Redemption at Issuer Option for Rating Agency Event: In whole but not in part at any time prior to November 1, 2014 upon the occurrence of a rating agency event, at the greater of par and the sum of discounted present value at the treasury rate plus 0.50%, plus accrued and unpaid interest to the redemption date.

 

Sole Structuring Agent: Banc of America Securities LLC

 

Joint Lead Managers and Book-Runners: BB&T Capital Markets, a division of Scott & Stringfellow, LLC, Banc of America Securities LLC, Morgan Stanley & Co. Incorporated and Wells Fargo Securities, LLC

 

Co-Manager: RBC Capital Markets Corporation

 

Capital Securities CUSIP/ISIN: 05531H 208 / US05531H2085

 

Expected Listing: The New York Stock Exchange

 

BB&T Capital Trust VII and BB&T Corporation have filed a registration statement (including a prospectus) with the Securities and Exchange Commission for the offering to which this communication relates.
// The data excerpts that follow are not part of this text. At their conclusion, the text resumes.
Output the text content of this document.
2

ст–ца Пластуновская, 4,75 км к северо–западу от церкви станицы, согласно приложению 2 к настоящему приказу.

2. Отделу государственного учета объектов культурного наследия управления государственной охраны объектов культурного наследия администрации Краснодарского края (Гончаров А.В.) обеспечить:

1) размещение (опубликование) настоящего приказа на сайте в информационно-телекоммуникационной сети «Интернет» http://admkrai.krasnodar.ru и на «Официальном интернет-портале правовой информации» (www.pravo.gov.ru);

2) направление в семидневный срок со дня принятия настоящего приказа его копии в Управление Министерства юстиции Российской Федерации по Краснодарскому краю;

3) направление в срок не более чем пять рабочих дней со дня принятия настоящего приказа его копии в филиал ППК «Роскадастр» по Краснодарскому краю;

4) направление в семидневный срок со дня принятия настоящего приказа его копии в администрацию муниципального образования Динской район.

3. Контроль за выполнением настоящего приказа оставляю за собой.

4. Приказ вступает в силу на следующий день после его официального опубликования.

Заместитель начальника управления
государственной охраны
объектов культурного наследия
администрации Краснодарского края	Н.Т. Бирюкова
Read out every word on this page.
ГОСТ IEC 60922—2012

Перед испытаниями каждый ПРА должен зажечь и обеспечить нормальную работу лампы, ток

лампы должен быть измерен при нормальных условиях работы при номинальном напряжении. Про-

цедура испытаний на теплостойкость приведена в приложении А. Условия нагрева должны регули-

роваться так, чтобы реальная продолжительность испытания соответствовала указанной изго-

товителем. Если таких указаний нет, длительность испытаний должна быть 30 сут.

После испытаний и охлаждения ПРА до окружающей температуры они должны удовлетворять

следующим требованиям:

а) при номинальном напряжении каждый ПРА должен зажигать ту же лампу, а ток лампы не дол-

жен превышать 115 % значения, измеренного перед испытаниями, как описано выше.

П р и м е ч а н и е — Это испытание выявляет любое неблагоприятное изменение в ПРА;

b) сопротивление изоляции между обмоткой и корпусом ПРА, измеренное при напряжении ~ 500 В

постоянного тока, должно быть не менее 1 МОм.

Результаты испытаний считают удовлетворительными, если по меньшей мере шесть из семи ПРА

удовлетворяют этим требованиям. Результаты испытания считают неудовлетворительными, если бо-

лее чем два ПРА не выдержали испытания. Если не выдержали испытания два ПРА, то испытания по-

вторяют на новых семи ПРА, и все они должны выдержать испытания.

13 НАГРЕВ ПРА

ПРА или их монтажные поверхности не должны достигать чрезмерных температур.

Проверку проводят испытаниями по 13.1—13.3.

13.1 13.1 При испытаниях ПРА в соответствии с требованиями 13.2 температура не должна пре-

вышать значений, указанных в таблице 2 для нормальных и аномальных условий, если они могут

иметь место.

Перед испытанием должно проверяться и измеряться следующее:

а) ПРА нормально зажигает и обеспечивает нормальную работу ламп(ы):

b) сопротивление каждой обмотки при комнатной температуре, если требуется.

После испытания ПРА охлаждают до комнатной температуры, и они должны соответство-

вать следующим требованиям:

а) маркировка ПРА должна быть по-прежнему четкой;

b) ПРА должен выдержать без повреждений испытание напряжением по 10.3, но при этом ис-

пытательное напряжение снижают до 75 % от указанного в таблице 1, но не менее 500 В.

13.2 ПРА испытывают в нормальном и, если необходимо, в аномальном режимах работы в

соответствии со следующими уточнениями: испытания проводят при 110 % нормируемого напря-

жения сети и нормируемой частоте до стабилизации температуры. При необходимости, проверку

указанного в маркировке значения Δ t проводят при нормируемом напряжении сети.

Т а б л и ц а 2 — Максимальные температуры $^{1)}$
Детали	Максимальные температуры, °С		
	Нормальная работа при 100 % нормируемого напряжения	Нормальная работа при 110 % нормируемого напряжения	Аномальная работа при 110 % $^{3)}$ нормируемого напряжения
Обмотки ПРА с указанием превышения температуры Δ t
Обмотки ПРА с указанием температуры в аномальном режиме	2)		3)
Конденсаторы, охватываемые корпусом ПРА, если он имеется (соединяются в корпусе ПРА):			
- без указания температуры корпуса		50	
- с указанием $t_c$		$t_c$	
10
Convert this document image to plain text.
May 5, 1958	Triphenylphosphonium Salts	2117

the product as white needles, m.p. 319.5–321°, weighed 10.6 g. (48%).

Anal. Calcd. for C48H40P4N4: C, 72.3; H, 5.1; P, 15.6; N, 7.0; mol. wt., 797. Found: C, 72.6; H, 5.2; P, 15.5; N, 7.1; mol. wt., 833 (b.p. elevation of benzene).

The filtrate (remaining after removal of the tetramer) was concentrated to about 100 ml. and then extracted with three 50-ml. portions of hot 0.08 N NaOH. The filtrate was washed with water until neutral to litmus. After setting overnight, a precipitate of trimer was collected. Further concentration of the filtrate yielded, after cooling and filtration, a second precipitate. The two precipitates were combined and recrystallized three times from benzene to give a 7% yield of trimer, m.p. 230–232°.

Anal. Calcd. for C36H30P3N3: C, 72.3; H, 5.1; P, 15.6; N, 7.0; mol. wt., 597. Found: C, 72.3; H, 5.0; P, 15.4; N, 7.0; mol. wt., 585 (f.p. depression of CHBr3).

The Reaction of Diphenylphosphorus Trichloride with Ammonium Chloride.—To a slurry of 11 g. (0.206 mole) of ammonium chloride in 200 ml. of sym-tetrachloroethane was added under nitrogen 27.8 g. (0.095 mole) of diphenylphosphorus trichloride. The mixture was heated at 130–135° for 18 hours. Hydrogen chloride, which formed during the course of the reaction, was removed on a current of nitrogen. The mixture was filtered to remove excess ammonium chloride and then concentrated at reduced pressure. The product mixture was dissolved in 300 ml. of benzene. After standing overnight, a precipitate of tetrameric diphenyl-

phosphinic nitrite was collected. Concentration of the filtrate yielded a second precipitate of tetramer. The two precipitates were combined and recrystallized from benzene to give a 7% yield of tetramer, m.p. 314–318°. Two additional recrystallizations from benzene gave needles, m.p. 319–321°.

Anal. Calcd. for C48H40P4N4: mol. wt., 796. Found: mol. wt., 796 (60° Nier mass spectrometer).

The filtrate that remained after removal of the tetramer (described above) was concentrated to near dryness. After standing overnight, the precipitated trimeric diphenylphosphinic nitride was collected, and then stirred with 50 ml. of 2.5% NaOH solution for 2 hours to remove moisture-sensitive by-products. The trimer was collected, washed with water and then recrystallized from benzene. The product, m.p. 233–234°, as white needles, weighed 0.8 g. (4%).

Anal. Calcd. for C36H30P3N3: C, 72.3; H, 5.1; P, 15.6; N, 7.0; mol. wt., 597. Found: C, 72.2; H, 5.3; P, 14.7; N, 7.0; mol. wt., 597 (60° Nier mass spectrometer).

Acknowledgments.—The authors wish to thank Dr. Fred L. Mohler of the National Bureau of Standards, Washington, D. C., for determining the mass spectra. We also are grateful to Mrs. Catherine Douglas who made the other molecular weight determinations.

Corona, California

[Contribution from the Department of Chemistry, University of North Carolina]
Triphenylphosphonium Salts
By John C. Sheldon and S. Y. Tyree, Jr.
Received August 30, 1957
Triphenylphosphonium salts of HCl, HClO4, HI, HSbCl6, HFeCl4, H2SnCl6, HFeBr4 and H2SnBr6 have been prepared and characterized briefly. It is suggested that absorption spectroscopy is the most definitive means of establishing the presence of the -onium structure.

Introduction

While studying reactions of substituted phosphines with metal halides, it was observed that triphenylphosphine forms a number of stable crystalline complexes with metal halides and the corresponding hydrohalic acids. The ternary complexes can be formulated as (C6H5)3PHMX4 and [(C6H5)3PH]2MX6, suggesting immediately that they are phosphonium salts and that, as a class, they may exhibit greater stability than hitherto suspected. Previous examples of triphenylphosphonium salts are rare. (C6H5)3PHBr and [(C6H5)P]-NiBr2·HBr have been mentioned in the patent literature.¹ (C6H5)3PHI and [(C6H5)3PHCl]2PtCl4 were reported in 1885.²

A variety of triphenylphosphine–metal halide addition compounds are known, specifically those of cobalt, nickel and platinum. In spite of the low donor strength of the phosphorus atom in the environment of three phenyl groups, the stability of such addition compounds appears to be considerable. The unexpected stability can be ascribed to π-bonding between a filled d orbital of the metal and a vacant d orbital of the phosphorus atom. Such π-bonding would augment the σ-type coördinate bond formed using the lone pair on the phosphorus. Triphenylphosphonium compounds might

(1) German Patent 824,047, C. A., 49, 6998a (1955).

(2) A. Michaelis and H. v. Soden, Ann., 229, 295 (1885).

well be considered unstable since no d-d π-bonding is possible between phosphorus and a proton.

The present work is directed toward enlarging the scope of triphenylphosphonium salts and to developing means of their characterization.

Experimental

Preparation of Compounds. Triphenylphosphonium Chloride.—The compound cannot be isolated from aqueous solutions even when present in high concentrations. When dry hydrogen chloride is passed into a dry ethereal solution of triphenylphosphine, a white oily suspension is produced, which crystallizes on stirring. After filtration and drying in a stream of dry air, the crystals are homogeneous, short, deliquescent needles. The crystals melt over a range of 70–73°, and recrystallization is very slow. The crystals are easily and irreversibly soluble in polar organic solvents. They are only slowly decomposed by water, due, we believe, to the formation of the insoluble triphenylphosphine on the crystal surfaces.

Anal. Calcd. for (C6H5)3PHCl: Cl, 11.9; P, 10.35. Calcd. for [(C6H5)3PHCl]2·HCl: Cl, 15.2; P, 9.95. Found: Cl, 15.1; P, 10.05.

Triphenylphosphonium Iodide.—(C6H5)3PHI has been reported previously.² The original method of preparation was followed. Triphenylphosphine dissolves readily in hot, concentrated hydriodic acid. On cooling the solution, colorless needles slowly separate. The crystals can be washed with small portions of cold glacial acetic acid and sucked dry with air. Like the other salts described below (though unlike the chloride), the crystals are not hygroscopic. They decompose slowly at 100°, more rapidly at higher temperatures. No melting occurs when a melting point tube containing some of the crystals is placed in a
Before you invest, you should read the prospectus in the registration statement and the other documents BB&T Capital Trust VII and BB&T Corporation have filed with the SEC for more complete information about BB&T Capital Trust VII, BB&T Corporation and this offering. You may get these documents for free by visiting EDGAR on the SEC Web site at www.sec.gov. Alternatively, you can request the prospectus by calling BB&T Capital Markets, a division of Scott & Stringfellow, LLC at 1-804-787-8221, Banc of America Securities LLC toll-free in the United States at 1-800-294-1322, Morgan Stanley & Co. Incorporated toll-free in the United States at 1-866-718-1649 (institutional investors) or 1-800-584-6837 (retail investors), or Wells Fargo Securities, LLC toll-free in the United States at 1-800-326-5897.